Valuing startups becomes a pivotal point, guiding the trajectory of tax implications amidst restructuring endeavours. Whether opting for a share swap or sale, a thorough evaluation of tax ramifications for investors and promoters is imperative. Notably, exemptions under relevant tax treaties can ease fiscal strain, especially for investors from countries like the Netherlands or Singapore. However, with limited cases in view, this is an area yet to be explored.
The timing also plays a critical role in this fiscal calculus. Apart from present structuring, foreseeing future tax implications upon exit requires foresight, considering grandfathering benefits under existing tax treaties. Additionally, attention must be paid to the potential lapse of accumulated losses within the Indian corporate landscape due to changes in shareholding.
The exploration of alternative structural modalities reveals their own complexities and regulatory demands. Inbound mergers, for example, offer a viable pathway, potentially leading to a tax-neutral outcome, provided they adhere to conditions outlined in the Indian Income Tax Act, 1961 which are in itself a task to comply with.

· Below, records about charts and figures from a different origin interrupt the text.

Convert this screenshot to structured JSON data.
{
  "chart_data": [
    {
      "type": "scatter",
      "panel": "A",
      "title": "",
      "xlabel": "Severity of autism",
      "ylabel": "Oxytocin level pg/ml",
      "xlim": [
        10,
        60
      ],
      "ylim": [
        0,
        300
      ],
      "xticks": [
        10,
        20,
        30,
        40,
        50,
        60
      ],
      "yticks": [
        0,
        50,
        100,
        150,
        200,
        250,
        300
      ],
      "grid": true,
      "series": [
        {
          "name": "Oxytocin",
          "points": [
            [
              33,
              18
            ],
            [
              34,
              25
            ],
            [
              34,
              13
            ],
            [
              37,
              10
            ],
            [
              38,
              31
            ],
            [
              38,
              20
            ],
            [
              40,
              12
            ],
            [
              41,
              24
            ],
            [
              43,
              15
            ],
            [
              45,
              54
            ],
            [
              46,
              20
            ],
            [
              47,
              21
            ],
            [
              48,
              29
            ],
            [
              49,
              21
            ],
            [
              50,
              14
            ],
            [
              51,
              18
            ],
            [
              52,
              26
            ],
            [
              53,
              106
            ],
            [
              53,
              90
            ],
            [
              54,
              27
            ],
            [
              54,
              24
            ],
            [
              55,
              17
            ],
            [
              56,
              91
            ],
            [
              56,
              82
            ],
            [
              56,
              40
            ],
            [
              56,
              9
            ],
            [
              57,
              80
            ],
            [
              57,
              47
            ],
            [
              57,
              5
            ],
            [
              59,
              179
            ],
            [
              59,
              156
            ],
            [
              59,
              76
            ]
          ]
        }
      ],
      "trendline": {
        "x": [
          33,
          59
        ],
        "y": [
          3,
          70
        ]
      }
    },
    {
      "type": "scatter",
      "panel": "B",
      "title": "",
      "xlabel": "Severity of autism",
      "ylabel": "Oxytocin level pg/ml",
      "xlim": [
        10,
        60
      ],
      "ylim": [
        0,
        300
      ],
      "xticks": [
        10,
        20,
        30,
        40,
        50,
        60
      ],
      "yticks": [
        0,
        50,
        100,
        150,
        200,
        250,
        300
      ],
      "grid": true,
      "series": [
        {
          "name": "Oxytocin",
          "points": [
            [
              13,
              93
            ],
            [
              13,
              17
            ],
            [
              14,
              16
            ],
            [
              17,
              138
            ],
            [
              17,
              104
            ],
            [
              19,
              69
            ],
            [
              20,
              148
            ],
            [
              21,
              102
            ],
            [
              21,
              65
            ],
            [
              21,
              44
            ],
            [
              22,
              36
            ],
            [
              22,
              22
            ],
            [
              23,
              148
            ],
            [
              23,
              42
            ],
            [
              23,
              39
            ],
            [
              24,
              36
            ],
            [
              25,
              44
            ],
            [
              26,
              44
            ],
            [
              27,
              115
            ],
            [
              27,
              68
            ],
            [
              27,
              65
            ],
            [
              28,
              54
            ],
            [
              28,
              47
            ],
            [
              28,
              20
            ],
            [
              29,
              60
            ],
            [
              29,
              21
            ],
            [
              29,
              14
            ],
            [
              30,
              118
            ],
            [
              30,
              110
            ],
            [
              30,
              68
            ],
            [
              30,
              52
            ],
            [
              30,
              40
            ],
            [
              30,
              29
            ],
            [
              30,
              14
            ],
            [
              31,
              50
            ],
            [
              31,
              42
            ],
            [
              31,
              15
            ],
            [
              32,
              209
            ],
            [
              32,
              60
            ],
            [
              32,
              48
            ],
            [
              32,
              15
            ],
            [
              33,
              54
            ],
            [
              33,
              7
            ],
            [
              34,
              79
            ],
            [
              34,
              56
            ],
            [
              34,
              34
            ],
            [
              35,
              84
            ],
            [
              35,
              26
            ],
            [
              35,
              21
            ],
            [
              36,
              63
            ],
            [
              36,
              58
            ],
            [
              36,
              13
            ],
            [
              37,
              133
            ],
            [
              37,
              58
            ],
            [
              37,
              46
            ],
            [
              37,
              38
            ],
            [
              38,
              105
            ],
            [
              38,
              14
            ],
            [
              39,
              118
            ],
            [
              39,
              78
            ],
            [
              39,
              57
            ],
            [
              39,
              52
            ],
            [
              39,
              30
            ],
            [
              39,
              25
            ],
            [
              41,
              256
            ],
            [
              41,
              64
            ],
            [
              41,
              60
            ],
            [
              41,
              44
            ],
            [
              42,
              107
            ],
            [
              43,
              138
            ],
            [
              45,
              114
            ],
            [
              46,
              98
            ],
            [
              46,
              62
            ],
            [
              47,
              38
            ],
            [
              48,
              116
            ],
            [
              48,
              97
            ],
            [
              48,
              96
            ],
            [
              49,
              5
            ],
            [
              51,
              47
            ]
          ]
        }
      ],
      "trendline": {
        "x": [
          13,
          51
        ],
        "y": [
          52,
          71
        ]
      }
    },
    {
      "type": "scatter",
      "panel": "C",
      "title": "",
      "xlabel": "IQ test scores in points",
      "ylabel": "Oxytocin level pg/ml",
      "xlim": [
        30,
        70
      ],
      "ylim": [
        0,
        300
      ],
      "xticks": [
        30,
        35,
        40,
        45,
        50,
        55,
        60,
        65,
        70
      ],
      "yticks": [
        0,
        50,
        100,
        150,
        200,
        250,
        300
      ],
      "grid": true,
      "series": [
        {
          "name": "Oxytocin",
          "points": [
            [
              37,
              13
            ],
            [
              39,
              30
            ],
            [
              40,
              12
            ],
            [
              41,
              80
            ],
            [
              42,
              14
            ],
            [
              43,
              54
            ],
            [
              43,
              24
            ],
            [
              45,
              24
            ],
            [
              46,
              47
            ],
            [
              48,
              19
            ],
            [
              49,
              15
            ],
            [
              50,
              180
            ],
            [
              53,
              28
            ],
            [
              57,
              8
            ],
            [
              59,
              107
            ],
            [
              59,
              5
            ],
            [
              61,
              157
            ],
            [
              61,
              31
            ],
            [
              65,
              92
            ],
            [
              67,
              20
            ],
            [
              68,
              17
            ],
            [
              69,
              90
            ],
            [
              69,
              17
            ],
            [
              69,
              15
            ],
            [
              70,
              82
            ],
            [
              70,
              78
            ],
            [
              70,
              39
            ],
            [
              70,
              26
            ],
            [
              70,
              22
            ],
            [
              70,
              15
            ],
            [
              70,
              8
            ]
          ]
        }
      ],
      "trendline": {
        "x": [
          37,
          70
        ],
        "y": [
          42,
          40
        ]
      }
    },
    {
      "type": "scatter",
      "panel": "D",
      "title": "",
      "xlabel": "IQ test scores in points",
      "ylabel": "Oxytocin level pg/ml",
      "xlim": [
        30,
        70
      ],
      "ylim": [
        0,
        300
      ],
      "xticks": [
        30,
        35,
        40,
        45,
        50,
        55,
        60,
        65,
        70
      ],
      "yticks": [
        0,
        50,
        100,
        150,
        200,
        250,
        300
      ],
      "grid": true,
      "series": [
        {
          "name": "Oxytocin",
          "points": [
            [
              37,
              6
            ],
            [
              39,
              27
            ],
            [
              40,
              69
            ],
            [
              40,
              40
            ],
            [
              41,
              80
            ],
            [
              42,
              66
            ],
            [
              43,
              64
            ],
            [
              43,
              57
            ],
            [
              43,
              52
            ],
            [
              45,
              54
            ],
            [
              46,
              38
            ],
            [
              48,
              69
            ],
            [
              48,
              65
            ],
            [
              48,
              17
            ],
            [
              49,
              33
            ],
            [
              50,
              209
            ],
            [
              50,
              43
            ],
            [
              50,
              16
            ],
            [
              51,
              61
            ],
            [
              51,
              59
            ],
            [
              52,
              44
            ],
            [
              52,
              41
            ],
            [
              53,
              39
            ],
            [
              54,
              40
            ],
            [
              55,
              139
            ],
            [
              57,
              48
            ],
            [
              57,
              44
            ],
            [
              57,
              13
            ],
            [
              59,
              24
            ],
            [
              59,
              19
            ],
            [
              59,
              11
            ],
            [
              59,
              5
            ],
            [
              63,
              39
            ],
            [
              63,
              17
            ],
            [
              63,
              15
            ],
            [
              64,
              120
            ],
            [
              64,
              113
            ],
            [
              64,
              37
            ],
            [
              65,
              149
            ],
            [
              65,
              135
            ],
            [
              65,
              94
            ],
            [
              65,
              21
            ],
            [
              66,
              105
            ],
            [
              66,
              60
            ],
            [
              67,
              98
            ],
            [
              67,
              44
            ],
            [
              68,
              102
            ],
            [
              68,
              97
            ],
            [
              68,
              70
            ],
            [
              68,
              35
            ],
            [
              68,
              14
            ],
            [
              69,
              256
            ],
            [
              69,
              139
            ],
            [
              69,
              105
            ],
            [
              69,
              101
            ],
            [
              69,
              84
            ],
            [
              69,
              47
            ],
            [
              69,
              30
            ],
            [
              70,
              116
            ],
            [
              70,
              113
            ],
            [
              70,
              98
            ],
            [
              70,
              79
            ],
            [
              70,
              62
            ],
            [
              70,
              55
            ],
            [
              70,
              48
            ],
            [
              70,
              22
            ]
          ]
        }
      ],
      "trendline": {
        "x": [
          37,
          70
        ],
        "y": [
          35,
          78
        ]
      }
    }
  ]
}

In conclusion, the saga of the reverse flip extends beyond theory into practical problems of fiscal gravity, where the nuances of timing and structural choices converge to shape tax obligations. As corporate entities embark on transnational relocations, they must grapple not only with performance demands but also with the fiscal shadows that accompany each move.
Aditya Trivedi is a Delhi-based corporate lawyer; Harsh Mantri is a Mumbai-based chartered accountant. Views expressed in the above piece are personal and solely that of the author. They do not necessarily reflect News18’s views.